Egypt - Ancient Paper: Papyrus
Long before there were textbooks, newspapers or email, the Egyptians came up with a way to record history. They designed their own paper called papyrus from reeds. The word 'paper' comes from the Egyptian word 'papyrus' which means "that which belongs to the house."
Where Does Papyrus Come From?
Papyrus is made from a plant that grows on the banks of the Nile River in Egypt. The aquatic plant, Cyperus papyrus, grows up to 15 feet (4.5 meters) high. Its green, triangular stem has long, sharp leaves and flower clusters 10 to 20 inches (25 to 50 cms) long. These flowers bloom at the tip.
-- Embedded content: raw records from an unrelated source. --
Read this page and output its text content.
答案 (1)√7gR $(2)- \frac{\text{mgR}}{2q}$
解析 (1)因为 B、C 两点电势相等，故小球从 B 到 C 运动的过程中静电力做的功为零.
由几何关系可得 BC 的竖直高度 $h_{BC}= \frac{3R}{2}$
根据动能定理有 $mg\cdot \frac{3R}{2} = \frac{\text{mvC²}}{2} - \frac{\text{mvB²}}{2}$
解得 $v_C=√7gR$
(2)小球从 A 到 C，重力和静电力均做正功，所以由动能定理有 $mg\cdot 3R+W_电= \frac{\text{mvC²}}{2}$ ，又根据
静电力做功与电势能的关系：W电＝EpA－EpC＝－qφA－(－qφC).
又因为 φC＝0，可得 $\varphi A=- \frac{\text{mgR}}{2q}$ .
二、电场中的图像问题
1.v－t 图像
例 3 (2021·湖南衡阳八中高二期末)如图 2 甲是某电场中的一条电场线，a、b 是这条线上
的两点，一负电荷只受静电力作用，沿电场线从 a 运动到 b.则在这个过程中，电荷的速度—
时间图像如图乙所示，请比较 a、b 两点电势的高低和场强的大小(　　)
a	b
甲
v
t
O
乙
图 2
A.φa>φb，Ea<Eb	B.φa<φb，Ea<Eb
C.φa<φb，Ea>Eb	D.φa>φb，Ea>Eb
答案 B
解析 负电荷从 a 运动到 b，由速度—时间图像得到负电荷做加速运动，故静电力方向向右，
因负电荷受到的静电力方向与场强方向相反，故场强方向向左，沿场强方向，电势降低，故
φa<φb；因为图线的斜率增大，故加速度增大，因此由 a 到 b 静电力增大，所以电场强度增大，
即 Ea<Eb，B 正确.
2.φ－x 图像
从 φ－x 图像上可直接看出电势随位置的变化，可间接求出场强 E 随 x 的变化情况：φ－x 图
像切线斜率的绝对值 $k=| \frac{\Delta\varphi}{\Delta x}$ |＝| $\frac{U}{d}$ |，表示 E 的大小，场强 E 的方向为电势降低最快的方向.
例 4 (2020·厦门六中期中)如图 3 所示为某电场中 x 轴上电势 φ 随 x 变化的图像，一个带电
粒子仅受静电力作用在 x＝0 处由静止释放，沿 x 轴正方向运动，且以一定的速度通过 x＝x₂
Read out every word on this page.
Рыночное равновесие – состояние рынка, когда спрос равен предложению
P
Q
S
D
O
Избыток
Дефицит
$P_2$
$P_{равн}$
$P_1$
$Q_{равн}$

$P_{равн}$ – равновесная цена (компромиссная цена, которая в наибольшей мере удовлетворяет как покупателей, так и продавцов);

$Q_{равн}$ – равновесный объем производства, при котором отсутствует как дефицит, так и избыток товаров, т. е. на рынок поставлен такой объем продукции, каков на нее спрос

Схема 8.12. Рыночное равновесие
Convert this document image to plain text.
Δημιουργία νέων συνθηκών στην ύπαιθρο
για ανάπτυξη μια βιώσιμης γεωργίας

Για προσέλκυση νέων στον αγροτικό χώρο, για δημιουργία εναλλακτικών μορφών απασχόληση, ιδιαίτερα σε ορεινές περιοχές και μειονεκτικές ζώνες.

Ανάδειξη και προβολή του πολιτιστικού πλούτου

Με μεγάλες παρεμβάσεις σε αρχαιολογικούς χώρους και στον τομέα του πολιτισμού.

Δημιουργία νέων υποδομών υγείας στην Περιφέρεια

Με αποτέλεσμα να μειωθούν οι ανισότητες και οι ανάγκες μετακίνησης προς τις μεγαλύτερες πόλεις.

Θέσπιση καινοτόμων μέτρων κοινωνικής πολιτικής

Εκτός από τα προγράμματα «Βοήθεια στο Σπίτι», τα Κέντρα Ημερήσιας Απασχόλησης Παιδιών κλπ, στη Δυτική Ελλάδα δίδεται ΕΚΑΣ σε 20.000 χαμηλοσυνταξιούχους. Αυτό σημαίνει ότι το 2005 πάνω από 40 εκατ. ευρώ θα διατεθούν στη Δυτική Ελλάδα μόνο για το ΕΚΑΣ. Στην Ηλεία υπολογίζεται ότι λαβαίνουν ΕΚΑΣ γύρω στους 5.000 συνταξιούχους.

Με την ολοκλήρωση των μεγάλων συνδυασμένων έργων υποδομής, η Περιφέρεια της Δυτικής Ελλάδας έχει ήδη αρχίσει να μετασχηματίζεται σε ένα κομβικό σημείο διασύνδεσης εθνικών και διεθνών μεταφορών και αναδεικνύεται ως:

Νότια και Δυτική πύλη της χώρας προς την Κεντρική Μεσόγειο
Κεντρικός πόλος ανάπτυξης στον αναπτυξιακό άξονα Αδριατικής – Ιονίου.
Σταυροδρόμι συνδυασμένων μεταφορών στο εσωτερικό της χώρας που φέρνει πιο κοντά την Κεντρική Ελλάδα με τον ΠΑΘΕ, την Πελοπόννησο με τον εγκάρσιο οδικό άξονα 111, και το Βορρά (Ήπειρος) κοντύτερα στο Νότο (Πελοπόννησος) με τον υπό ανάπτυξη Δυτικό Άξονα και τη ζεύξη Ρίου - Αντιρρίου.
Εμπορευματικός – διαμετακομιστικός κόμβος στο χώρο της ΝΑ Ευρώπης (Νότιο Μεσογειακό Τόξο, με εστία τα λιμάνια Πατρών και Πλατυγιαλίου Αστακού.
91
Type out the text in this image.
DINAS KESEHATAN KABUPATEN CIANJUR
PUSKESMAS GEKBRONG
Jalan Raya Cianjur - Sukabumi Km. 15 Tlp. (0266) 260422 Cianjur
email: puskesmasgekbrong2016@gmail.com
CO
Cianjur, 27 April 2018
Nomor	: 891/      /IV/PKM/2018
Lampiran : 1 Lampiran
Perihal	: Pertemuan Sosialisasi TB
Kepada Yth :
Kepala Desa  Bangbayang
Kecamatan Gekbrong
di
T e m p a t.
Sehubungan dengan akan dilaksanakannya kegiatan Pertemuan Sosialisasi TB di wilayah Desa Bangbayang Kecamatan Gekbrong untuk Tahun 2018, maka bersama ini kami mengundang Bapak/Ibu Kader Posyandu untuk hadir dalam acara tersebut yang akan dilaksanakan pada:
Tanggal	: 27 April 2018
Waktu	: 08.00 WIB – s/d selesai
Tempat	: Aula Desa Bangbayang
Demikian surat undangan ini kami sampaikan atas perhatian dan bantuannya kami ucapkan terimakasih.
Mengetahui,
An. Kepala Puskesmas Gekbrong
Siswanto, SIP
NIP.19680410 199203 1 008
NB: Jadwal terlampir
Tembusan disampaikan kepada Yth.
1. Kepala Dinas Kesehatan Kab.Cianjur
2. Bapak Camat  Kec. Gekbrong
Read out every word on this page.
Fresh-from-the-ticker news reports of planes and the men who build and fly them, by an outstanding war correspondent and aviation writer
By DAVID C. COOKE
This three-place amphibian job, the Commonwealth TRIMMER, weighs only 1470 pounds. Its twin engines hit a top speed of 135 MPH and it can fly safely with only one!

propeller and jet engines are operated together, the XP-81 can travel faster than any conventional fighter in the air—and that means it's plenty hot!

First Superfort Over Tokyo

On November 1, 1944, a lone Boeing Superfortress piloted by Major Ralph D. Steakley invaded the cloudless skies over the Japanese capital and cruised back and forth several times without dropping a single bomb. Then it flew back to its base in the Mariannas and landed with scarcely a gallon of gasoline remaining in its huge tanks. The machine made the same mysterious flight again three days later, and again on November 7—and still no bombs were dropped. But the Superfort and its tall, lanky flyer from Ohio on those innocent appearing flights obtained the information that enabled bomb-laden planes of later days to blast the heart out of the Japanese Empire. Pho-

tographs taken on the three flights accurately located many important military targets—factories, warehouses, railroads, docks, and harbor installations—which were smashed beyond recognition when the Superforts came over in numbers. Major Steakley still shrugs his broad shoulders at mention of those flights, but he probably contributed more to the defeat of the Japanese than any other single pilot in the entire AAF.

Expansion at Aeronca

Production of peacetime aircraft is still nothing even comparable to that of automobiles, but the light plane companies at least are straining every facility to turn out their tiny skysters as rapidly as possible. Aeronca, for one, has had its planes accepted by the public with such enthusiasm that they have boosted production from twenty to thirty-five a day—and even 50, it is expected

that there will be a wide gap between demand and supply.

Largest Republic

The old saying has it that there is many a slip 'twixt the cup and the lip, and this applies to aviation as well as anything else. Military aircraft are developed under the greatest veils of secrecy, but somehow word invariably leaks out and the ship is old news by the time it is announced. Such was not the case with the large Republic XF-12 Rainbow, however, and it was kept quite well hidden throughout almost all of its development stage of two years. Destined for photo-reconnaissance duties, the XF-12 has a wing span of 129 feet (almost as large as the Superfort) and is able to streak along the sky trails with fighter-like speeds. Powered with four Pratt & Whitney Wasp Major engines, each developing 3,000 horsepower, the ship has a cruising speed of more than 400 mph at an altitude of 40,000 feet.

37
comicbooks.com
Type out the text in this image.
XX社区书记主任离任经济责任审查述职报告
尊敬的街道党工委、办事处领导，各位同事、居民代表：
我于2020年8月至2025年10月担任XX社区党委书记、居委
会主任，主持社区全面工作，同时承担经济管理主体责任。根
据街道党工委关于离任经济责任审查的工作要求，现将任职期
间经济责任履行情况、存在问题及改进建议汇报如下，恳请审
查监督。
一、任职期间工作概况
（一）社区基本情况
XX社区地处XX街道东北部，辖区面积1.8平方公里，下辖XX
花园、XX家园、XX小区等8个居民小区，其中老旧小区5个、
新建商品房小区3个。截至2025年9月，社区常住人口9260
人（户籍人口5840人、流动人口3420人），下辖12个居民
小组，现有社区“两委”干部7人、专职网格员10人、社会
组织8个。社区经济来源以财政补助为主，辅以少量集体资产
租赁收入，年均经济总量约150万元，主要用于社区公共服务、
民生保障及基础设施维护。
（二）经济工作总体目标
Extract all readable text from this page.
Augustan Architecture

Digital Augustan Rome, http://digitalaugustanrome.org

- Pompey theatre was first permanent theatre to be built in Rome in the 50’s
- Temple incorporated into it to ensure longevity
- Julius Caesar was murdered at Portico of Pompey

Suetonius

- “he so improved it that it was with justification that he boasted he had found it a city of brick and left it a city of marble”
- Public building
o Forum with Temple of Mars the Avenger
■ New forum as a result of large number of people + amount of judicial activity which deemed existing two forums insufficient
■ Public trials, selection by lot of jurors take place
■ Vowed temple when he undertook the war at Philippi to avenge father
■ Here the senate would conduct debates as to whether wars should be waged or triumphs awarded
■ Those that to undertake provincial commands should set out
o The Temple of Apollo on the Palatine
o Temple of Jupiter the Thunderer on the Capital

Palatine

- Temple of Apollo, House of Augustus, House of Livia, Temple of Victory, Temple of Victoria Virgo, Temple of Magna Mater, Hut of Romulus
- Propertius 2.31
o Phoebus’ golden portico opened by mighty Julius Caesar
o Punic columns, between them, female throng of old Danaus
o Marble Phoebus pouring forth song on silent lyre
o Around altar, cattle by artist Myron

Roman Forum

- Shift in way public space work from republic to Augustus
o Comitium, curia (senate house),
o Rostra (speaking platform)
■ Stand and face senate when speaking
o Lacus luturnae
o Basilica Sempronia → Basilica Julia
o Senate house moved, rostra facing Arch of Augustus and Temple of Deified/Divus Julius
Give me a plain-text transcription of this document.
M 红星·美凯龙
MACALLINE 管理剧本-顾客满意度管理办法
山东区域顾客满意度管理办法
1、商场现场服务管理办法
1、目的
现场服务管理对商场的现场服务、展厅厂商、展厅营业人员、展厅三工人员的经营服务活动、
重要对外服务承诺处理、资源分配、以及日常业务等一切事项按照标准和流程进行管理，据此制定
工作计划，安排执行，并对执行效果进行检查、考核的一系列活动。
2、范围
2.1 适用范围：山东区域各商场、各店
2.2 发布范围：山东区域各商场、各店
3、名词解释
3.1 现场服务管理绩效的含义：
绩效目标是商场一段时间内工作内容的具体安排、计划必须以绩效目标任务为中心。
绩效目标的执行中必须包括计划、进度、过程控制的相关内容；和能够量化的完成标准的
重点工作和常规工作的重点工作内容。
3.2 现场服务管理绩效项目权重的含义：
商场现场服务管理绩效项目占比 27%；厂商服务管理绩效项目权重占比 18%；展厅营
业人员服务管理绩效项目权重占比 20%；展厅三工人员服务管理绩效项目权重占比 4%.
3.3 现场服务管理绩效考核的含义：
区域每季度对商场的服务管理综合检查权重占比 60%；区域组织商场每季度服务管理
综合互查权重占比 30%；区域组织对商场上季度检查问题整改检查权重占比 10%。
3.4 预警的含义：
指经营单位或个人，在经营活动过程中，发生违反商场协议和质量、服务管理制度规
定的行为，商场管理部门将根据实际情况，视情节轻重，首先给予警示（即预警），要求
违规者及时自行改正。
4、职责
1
Egyptians used the stem of the plant for several purposes like making mattresses, chairs and boats but the most popular use was making papyrus.
How Is Papyrus Made?
One Roman writer wrote a detailed description of how papyrus was made. He said the outside layer of the stem was removed. The inner layer of the plant was sliced into long strips and placed side by side with a second layer on top at a right angle. Then the whole thing was soaked in water and pressed under a heavy rock for 21 days. The juice of the plant acted like glue and bonded the strips together. The outcome was a sheet, which was hammered flat and dried in the sun.
Papyrus - Did U Know?
- Ancient Greeks and Romans started using the same method to make papyrus.
- If papyrus has writing on it, we call it papyri. Few papyri that were made outside Egypt survived.
- The climate of Egypt and certain parts of Mesopotamia preserved papyri in the ruins of ancient towns and cemeteries.
- Egyptians used papyrus for 4000 years until other plants and trees were used to make paper for economical reasons. Papyrus is still made, but normally only as a tourist attraction.